The outgoing Governor of the Bank of England, Sir Mervyn King, is alleged to have warned before the country went to the polls just over three years ago that whoever won that election would need to make such deep cuts to public spending that they would be rendered unelectable for a generation, and there seems to a be a genuine possibility that his prediction could come true
Whether austerity is good for future generations or not appears to be a question with no right or wrong answer. On the one hand, attempting to get Britain’s national debt – officially measured at £1.2 trillion in April 2013 – under control will leave a better inheritance for future generations. If they played no part in creating this debt mountain, then surely they shouldn’t have to bear the burden of repaying it?
On the other hand, there is certainly an argument that cutting expenditure too quickly, or cutting it in the wrong ways – such as cancelling infrastructure projects and other forms of productive investment – will leave future generations worse off anyway. Either way, its difficult to paint a rosy future for them, unless the British economy finds some powerful new engine of growth to drag it out from its current malaise.
However, a new report from the Bank for International Settlements (BIS), in effect the central bank for central banks, has just added a new concern to this debate. Has the British Government used its opportunity to make public spending cuts wisely? And could even deeper, more drastic cuts be in store for us?

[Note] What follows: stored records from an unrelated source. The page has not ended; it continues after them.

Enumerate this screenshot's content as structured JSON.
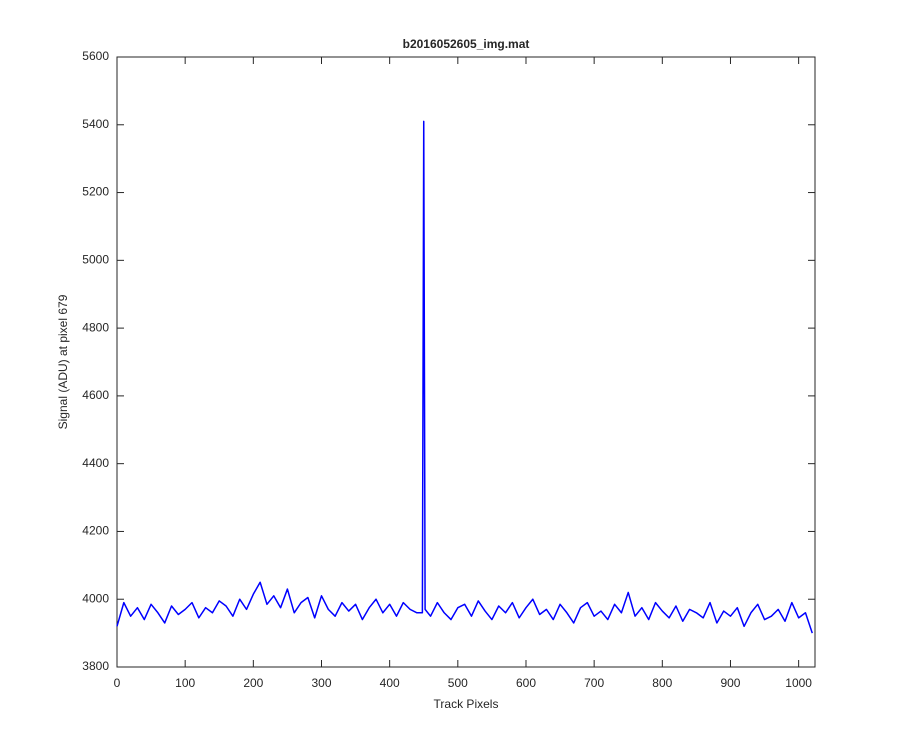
{
  "chart_data": {
    "type": "line",
    "title": "b2016052605_img.mat",
    "xlabel": "Track Pixels",
    "ylabel": "Signal (ADU) at pixel 679",
    "x": [
      0,
      10,
      20,
      30,
      40,
      50,
      60,
      70,
      80,
      90,
      100,
      110,
      120,
      130,
      140,
      150,
      160,
      170,
      180,
      190,
      200,
      210,
      220,
      230,
      240,
      250,
      260,
      270,
      280,
      290,
      300,
      310,
      320,
      330,
      340,
      350,
      360,
      370,
      380,
      390,
      400,
      410,
      420,
      430,
      440,
      448,
      450,
      452,
      460,
      470,
      480,
      490,
      500,
      510,
      520,
      530,
      540,
      550,
      560,
      570,
      580,
      590,
      600,
      610,
      620,
      630,
      640,
      650,
      660,
      670,
      680,
      690,
      700,
      710,
      720,
      730,
      740,
      750,
      760,
      770,
      780,
      790,
      800,
      810,
      820,
      830,
      840,
      850,
      860,
      870,
      880,
      890,
      900,
      910,
      920,
      930,
      940,
      950,
      960,
      970,
      980,
      990,
      1000,
      1010,
      1020
    ],
    "series": [
      {
        "name": "signal",
        "color": "#0000ff",
        "values": [
          3920,
          3990,
          3950,
          3975,
          3940,
          3985,
          3960,
          3930,
          3980,
          3955,
          3970,
          3990,
          3945,
          3975,
          3960,
          3995,
          3980,
          3950,
          4000,
          3970,
          4015,
          4050,
          3985,
          4010,
          3975,
          4030,
          3960,
          3990,
          4005,
          3945,
          4010,
          3970,
          3950,
          3990,
          3965,
          3985,
          3940,
          3975,
          4000,
          3960,
          3985,
          3950,
          3990,
          3970,
          3960,
          3960,
          5410,
          3970,
          3950,
          3990,
          3960,
          3940,
          3975,
          3985,
          3950,
          3995,
          3965,
          3940,
          3980,
          3960,
          3990,
          3945,
          3975,
          4000,
          3955,
          3970,
          3940,
          3985,
          3960,
          3930,
          3975,
          3990,
          3950,
          3965,
          3940,
          3985,
          3960,
          4020,
          3950,
          3975,
          3940,
          3990,
          3965,
          3945,
          3980,
          3935,
          3970,
          3960,
          3945,
          3990,
          3930,
          3965,
          3950,
          3975,
          3920,
          3960,
          3985,
          3940,
          3950,
          3970,
          3935,
          3990,
          3945,
          3960,
          3900
        ]
      }
    ],
    "xlim": [
      0,
      1024
    ],
    "xticks": [
      0,
      100,
      200,
      300,
      400,
      500,
      600,
      700,
      800,
      900,
      1000
    ],
    "ylim": [
      3800,
      5600
    ],
    "yticks": [
      3800,
      4000,
      4200,
      4400,
      4600,
      4800,
      5000,
      5200,
      5400,
      5600
    ],
    "grid": false
  }
}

The report, Making the most of borrowed time: repair and reform the only way to growth, argues that governments around the world have made a significant achievement in preventing the world from falling into another major financial crisis, or a prolonged economic depression. Yet this is largely where the praise stops. They also argue that central banks across the Western world (especially in the USA and Britain) have been using quantitative easing (QE) – essentially, printing money to purchase assets – as a means of pumping additional stimulus into their economies, buying some extra time and creating a slightly more favourable environment for the governments involved to repair their balance sheets.
QE cannot be pursued forever without causing substantial economic distortions. For one thing, increasing the monetary supply degrades the value of earned income, making it bad for the working-age population as whole. A broader impact is that it increases inflation. These negative effects mean that it can only ever be a temporary measure. As a recent article from the BBC emphasises, there is also the strong possibility that unwinding QE will cause such severe market shocks that another financial crisis is not out of the question.
The report from BIS argues that this means QE only provided a temporary respite for governments to act without the full negative impact of public spending costs being felt within the economy. They argue that Western governments have not fully taken advantage of this opportunity, with the result that even more painful cuts might be on the way in future.
Try getting elected after doing this…
The report is especially negative about the UK. Although the Coalition’s austerity measures have managed to shrink the deficit (the annual gap between income and expenditure) from 7.6% of GDP in 2009 to 4.3% of GDP in 2013, the total level of indebtedness (which includes corporate, individual and government debt) has risen by over 60% since 2007, largely because of rising government debt.
The decline in Britain’s deficit has also been smaller than in almost any of the other highly-indebted Western nations, including Greece, Spain, Italy and the USA. The UK’s overall public debt is still above 100% of GDP, and to bring it back to 60% (the level which is conventionally reckoned to be sustainable in the long term) by 2040 would require absolutely vast public spending cuts on a level we simply haven’t witnessed yet, despite the Chancellor’s best efforts.
Given the public protests which have accompanied some of the cuts that have been enacted already, it is worth entertaining the possibility that this level of austerity may simply be politically impossible. Although Britain has so far been spared the level of public protest – which has included general strikes – that has been witnessed in Greece during its recent economic travails, the British government has been scarred before by trying to cut more than the public was willing to tolerate.
Back in 1931, the National Government, which was trying to keep Britain in the Gold Standard while battling the Great Depression, announced a series of radical cuts in its annual budget which were designed to calm concerns in the markets about whether Britain could repay its debts. This included cutting pay for all public sector workers, including that of sailors, by between 10 and 25%. When news of this reached a group of sailors who’d just returned to the Scottish port of Invergordon after a tour of duty on the seas, 1,000 of them launched an open mutiny which lasted for two days before they were brought back under control. The shock of this reaction forced the British government to back down, and 10 days later it left the Gold Standard, to the shock of the financial world.
Here in the present, it seems that years of further cuts lie head, a policy which the politicians know can only be pursued for as long as the public tolerates it. It seems that the symbolically-important ring-fencing which surrounds certain categories of spending, including schools, health and pensioner benefits, will have to be gradually dismantled after the next general election.
Whether the government which is in power then has the will to go through with the full scale of the cuts which BIS thinks is required is anyone’s guess, of course. Given past government behaviour, it would be no surprise if it made every attempt to kick the can as far down the road as possible – and straight into the laps of future generations.